If I could meet the people in the video, this is what I would say to them:
The father of the two toddlers – I get it that you may have been worried for the safety of your children. But your tiny toddlers weren’t in any danger, and there was absolutely no need to be so hostile to a young child. You are a grown man. The young boy you appeared to kick is struggling to grow up with all the challenges facing a person on the autism spectrum. He wanted to play with your children. He did not need to be attacked by their parent. I would have allowed Dexter to join my toddlers if I were you. It would have been a superb learning experience for them to interact with someone who wasn’t neurotypical. Perhaps you had no idea that Dexter was on the autism spectrum. That’s understandable. But you could have used the opportunity to teach your children an important lesson on sharing and being kind to others. If you had taken some time to understand Dexter, annoying as he might’ve been to you, you would realise he is as human as your two lovely toddlers, although a little different.
Mother of Dexter – I am glad you have taken responsibility for the 90-second lapse in Dexter’s supervision. It is frustrating that some people seem unable to understand what autism is about. And it is upsetting when some people do not treat your child right. Especially if they are parents themselves. Still, making a police report seems to me like an overreaction. I don’t know what the exchange between you and the man was about, but I would have taken the opportunity to explain Dexter’s autism to him. It was a lesson he missed.
Dexter – I’m not sure if you’re verbal or non-verbal, but I would have tried to communicate with you if I’d had the chance. Having a child with autism, I would probably know quite early on that you are on the spectrum. I would have led you away from the annoyed stranger, or located your parents and alerted them to the situation. But not before explaining to the stranger that you’re different from his neurotypical children. You’re welcome to play with my son. You will pose no danger to him: Alex is 12, stands at 1.75m and weighs 95kg. He’s as cheeky as you are. The two of you would get along.
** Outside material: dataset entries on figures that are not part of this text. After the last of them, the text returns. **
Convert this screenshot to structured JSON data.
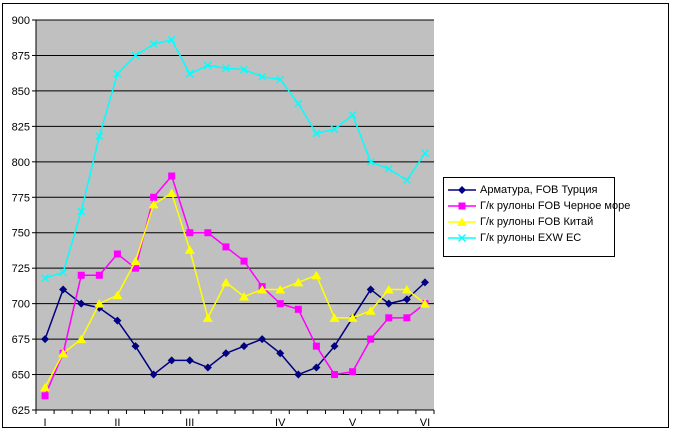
{
  "chart_data": {
    "type": "line",
    "title": "",
    "xlabel": "",
    "ylabel": "",
    "ylim": [
      625,
      900
    ],
    "y_step": 25,
    "grid": true,
    "plot_bg_color": "#c0c0c0",
    "grid_color": "#000000",
    "axis_color": "#000000",
    "legend_position": "right",
    "n_points": 22,
    "x_tick_labels": [
      {
        "label": "I",
        "index": 0
      },
      {
        "label": "II",
        "index": 4
      },
      {
        "label": "III",
        "index": 8
      },
      {
        "label": "IV",
        "index": 13
      },
      {
        "label": "V",
        "index": 17
      },
      {
        "label": "VI",
        "index": 21
      }
    ],
    "series": [
      {
        "name": "Арматура, FOB Турция",
        "color": "#000080",
        "marker": "diamond",
        "values": [
          675,
          710,
          700,
          697,
          688,
          670,
          650,
          660,
          660,
          655,
          665,
          670,
          675,
          665,
          650,
          655,
          670,
          690,
          710,
          700,
          703,
          715
        ]
      },
      {
        "name": "Г/к рулоны FOB Черное море",
        "color": "#ff00ff",
        "marker": "square",
        "values": [
          635,
          665,
          720,
          720,
          735,
          725,
          775,
          790,
          750,
          750,
          740,
          730,
          712,
          700,
          696,
          670,
          650,
          652,
          675,
          690,
          690,
          700
        ]
      },
      {
        "name": "Г/к рулоны FOB Китай",
        "color": "#ffff00",
        "marker": "triangle",
        "values": [
          641,
          665,
          675,
          700,
          706,
          730,
          770,
          778,
          738,
          690,
          715,
          705,
          710,
          710,
          715,
          720,
          690,
          690,
          695,
          710,
          710,
          700
        ]
      },
      {
        "name": "Г/к рулоны EXW ЕС",
        "color": "#00ffff",
        "marker": "x",
        "values": [
          718,
          722,
          765,
          818,
          862,
          875,
          883,
          886,
          862,
          868,
          866,
          865,
          860,
          858,
          841,
          820,
          823,
          833,
          800,
          795,
          787,
          806
        ]
      }
    ]
  }
}
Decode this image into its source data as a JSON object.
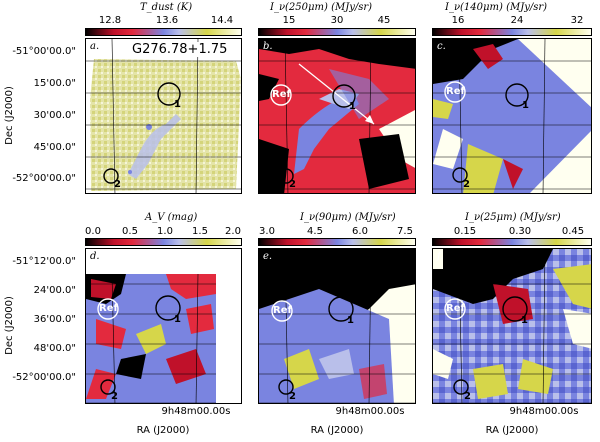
{
  "colorbars": [
    {
      "title": "T_dust (K)",
      "ticks": [
        "12.8",
        "13.6",
        "14.4"
      ],
      "gradient": "linear-gradient(90deg,#000 0%,#c0112a 18%,#e32a3e 30%,#7a84e0 50%,#b9bfea 60%,#d6d64a 78%,#fffff0 100%)"
    },
    {
      "title": "I_ν(250μm) (MJy/sr)",
      "ticks": [
        "15",
        "30",
        "45"
      ],
      "gradient": "linear-gradient(90deg,#000 0%,#c0112a 18%,#e32a3e 30%,#7a84e0 50%,#b9bfea 60%,#d6d64a 78%,#fffff0 100%)"
    },
    {
      "title": "I_ν(140μm) (MJy/sr)",
      "ticks": [
        "16",
        "24",
        "32"
      ],
      "gradient": "linear-gradient(90deg,#000 0%,#c0112a 18%,#e32a3e 30%,#7a84e0 50%,#b9bfea 60%,#d6d64a 78%,#fffff0 100%)"
    },
    {
      "title": "A_V (mag)",
      "ticks": [
        "0.0",
        "0.5",
        "1.0",
        "1.5",
        "2.0"
      ],
      "gradient": "linear-gradient(90deg,#000 0%,#c0112a 18%,#e32a3e 30%,#7a84e0 50%,#b9bfea 60%,#d6d64a 78%,#fffff0 100%)"
    },
    {
      "title": "I_ν(90μm) (MJy/sr)",
      "ticks": [
        "3.0",
        "4.5",
        "6.0",
        "7.5"
      ],
      "gradient": "linear-gradient(90deg,#000 0%,#c0112a 18%,#e32a3e 30%,#7a84e0 50%,#b9bfea 60%,#d6d64a 78%,#fffff0 100%)"
    },
    {
      "title": "I_ν(25μm) (MJy/sr)",
      "ticks": [
        "0.15",
        "0.30",
        "0.45"
      ],
      "gradient": "linear-gradient(90deg,#000 0%,#c0112a 18%,#e32a3e 30%,#7a84e0 50%,#b9bfea 60%,#d6d64a 78%,#fffff0 100%)"
    }
  ],
  "panels": [
    {
      "label": "a.",
      "title": "G276.78+1.75",
      "ref": "",
      "c1": "1",
      "c2": "2"
    },
    {
      "label": "b.",
      "ref": "Ref",
      "c1": "1",
      "c2": "2"
    },
    {
      "label": "c.",
      "ref": "Ref",
      "c1": "1",
      "c2": "2"
    },
    {
      "label": "d.",
      "ref": "Ref",
      "c1": "1",
      "c2": "2"
    },
    {
      "label": "e.",
      "ref": "Ref",
      "c1": "1",
      "c2": "2"
    },
    {
      "label": "f.",
      "ref": "Ref",
      "c1": "1",
      "c2": "2"
    }
  ],
  "axes": {
    "ylabel": "Dec (J2000)",
    "xlabel": "RA (J2000)",
    "top_yticks": [
      "-51°00'00.0\"",
      "15'00.0\"",
      "30'00.0\"",
      "45'00.0\"",
      "-52°00'00.0\""
    ],
    "bottom_yticks": [
      "-51°12'00.0\"",
      "24'00.0\"",
      "36'00.0\"",
      "48'00.0\"",
      "-52°00'00.0\""
    ],
    "xtick": "9h48m00.00s"
  }
}
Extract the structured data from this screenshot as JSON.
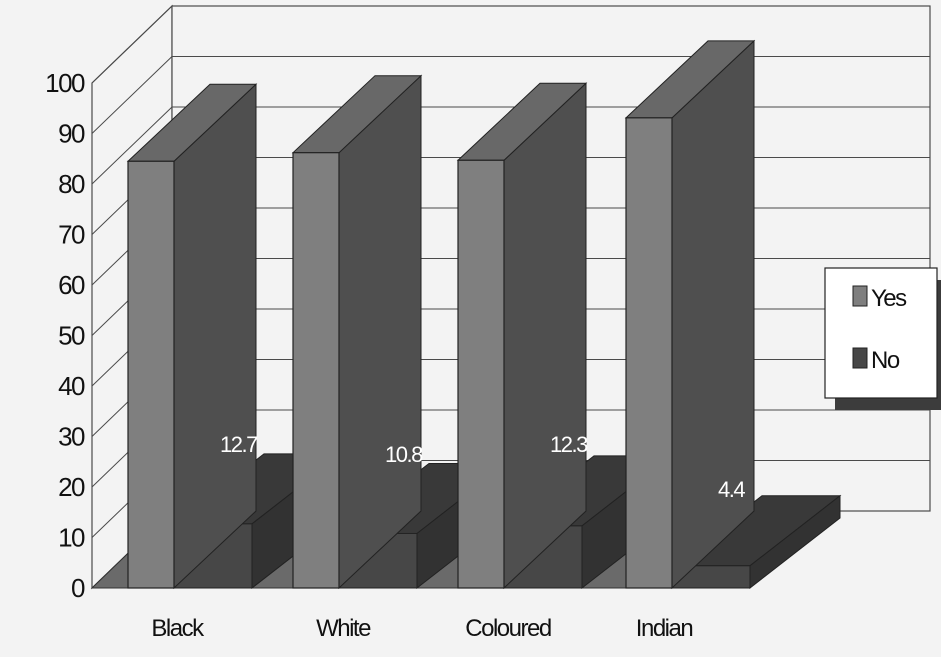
{
  "chart_data": {
    "type": "bar",
    "style": "3d-column",
    "categories": [
      "Black",
      "White",
      "Coloured",
      "Indian"
    ],
    "series": [
      {
        "name": "Yes",
        "values": [
          84.5,
          86.2,
          84.7,
          93.1
        ],
        "color": "#7f7f7f"
      },
      {
        "name": "No",
        "values": [
          12.7,
          10.8,
          12.3,
          4.4
        ],
        "color": "#474747"
      }
    ],
    "data_labels": [
      "12.7",
      "10.8",
      "12.3",
      "4.4"
    ],
    "ylim": [
      0,
      100
    ],
    "yticks": [
      "0",
      "10",
      "20",
      "30",
      "40",
      "50",
      "60",
      "70",
      "80",
      "90",
      "100"
    ],
    "grid": true,
    "legend": {
      "position": "right",
      "entries": [
        "Yes",
        "No"
      ]
    },
    "colors": {
      "background": "#f3f3f3",
      "gridline": "#4a4a4a",
      "floor": "#6a6a6a",
      "legend_shadow": "#3c3c3c"
    }
  }
}
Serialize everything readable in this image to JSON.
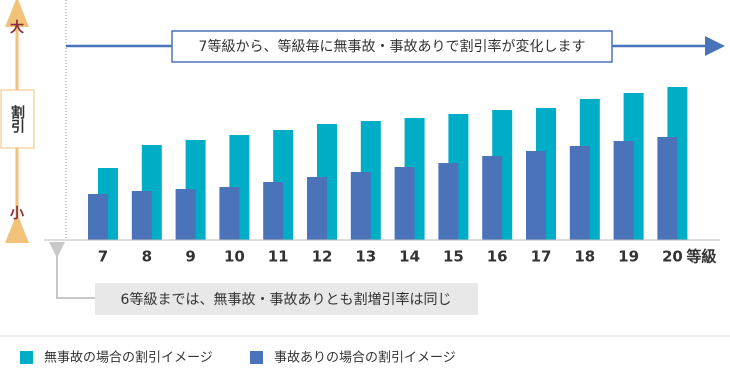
{
  "chart_data": {
    "type": "bar",
    "categories": [
      "7",
      "8",
      "9",
      "10",
      "11",
      "12",
      "13",
      "14",
      "15",
      "16",
      "17",
      "18",
      "19",
      "20"
    ],
    "x_unit": "等級",
    "series": [
      {
        "name": "無事故の場合の割引イメージ",
        "color": "#00adc6",
        "values": [
          72,
          95,
          100,
          105,
          110,
          116,
          119,
          122,
          126,
          130,
          132,
          141,
          147,
          153
        ]
      },
      {
        "name": "事故ありの場合の割引イメージ",
        "color": "#4a73b9",
        "values": [
          46,
          49,
          51,
          53,
          58,
          63,
          68,
          73,
          77,
          84,
          89,
          94,
          99,
          103
        ]
      }
    ],
    "ylim": [
      0,
      220
    ],
    "y_axis": {
      "high": "大",
      "label": "割引",
      "low": "小"
    },
    "annotations": {
      "top": "7等級から、等級毎に無事故・事故ありで割引率が変化します",
      "note": "6等級までは、無事故・事故ありとも割増引率は同じ"
    }
  }
}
And if you’re just a regular person watching the video
No doubt what the man did to Dexter wasn’t nice. It wasn’t even right. However, I would put his behaviour down to ignorance rather than malice. All we see is less than three minutes of video footage so something could have happened earlier that we aren’t aware of. Whatever it is, I am not excusing his behaviour. But rather than incriminate him, I would try to educate him about children like Dexter. I could be wrong, but I doubt a neurotypical child would have been so persistent, hanging around a stranger way past his welcome.
Nevertheless – and I’m bracing myself to be lynched for this – I feel that it may have been extreme on the part of Dexter’s mother to have reported the incident to the police. Indeed, there appears to be a kick, and the man did seem defensive at times. But to think that he had kicked the child to hurt him would be an exaggeration.
You saw Dexter. He is autistic. It is a disability that is hidden. Some people who aren’t familiar with the symptoms may find him eminently annoying. However, beneath the bundle of energy that he is, there’s a human heart that needs love.
He meant no harm at all. And all he really wanted to do was to make new friends and play with them, like any normal – or neurotypical – child his age would.